2. The method according to claim 1, characterized in that, The step of installing monitoring points according to the preset locations of the OSProfiler monitoring framework in each service link of OpenStack includes: Implement event tracking for the HTTP request entry point process; Implement data tracking points for the database access process; Implement event tracking for remote procedure call protocol access tracing; Implement event tracking for external service call processes; Implement event tracking for thread execution.

3. The method according to any one of claims 1 to 2, characterized in that, The method further includes: The data standardization module processes link data from different service sources.
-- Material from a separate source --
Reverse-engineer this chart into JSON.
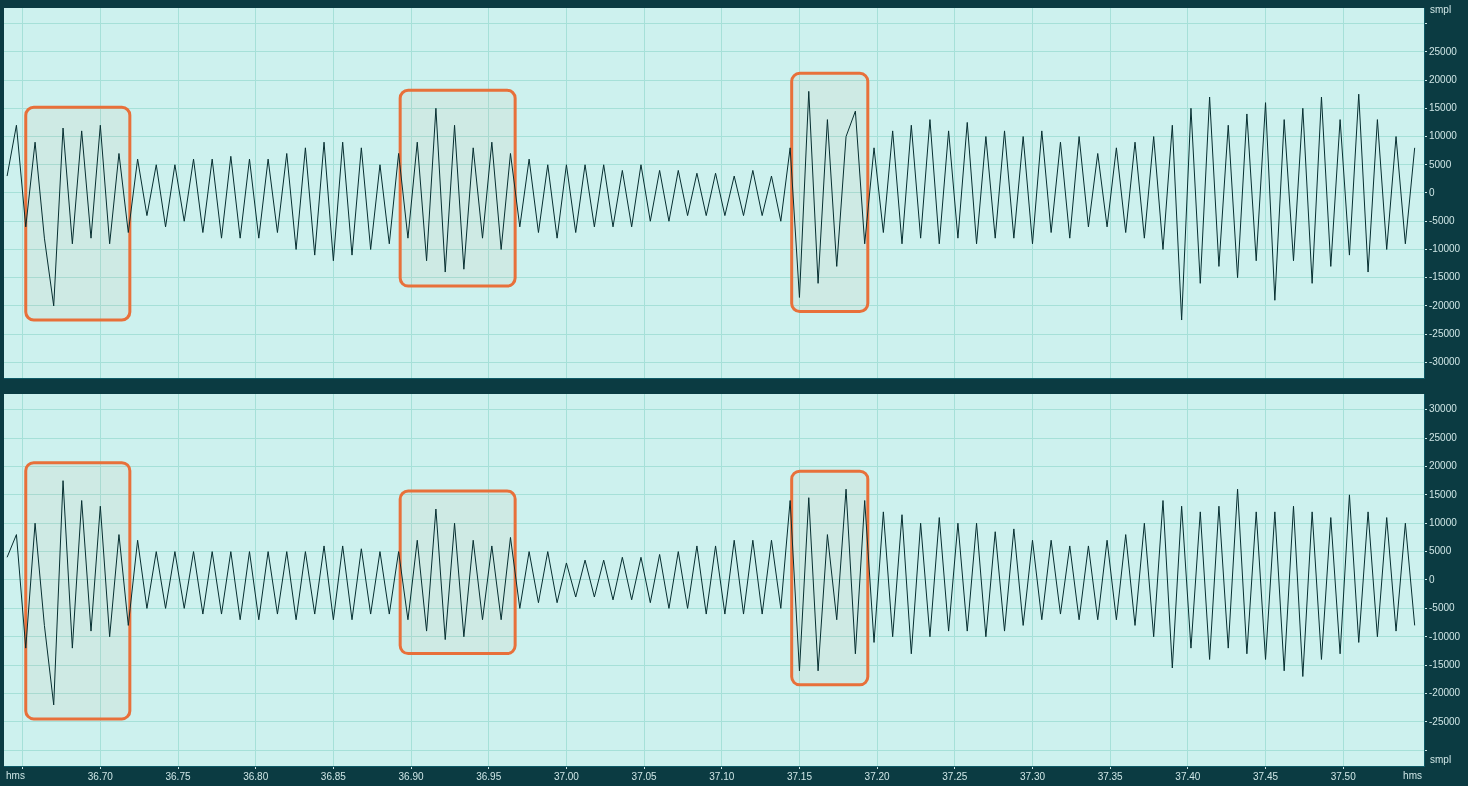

4. The method according to claim 3, characterized in that, The data standardization module processes link data from different service sources, including: When new link data is detected, the link data is collected and uploaded to the message queue; The message queue is polled to find heterogeneous link data generated by different service sources; The heterogeneous link data is standardized. After the standardization process is completed, the standardized link data is stored.

5. The method according to claim 4, characterized in that, The standardization process for the heterogeneous link data includes: Key features are extracted from the heterogeneous link data, and the data structure type is unified; The formats of the tracking identifier and span identifier in the heterogeneous link data are standardized.

6. A cloud platform service monitoring device, characterized in that, include: The instrumentation unit is configured to perform instrumentation based on the preset locations of the OSProfiler monitoring framework in each service link of OpenStack. The processing unit is configured to perform normalization processing on the link embedding points at the preset location, so that the link embedding points are set in the core dependency library; The refactoring unit is configured to replace the native implementation of the OSProfiler monitoring framework and refactor the OSProfiler monitoring framework. The monitoring unit is configured to monitor the OpenStack service links using the refactored OSProfiler monitoring framework; The standardization process for the link tracking points at the preset locations, ensuring that the link tracking points are set in the core dependency library, includes: Determine the process function corresponding to the service link where the preset location is located; Based on the process function, the link embedding points at the preset positions are moved to the core dependency library corresponding to the process function; Replace the native implementation of the OSProfiler monitoring framework, including: The native implementation of the OSProfiler monitoring framework is replaced with a tracing information database and a tracing programming interface.

7. A computer-readable storage medium having a computer program stored thereon, characterized in that, When the computer program is executed by a processor, it implements the method of any one of claims 1 to 5.

8. An electronic device comprising a storage medium, a processor, and a computer program stored on the storage medium and executable on the processor, characterized in that, When the processor executes the computer program, it implements the method of any one of claims 1 to 5.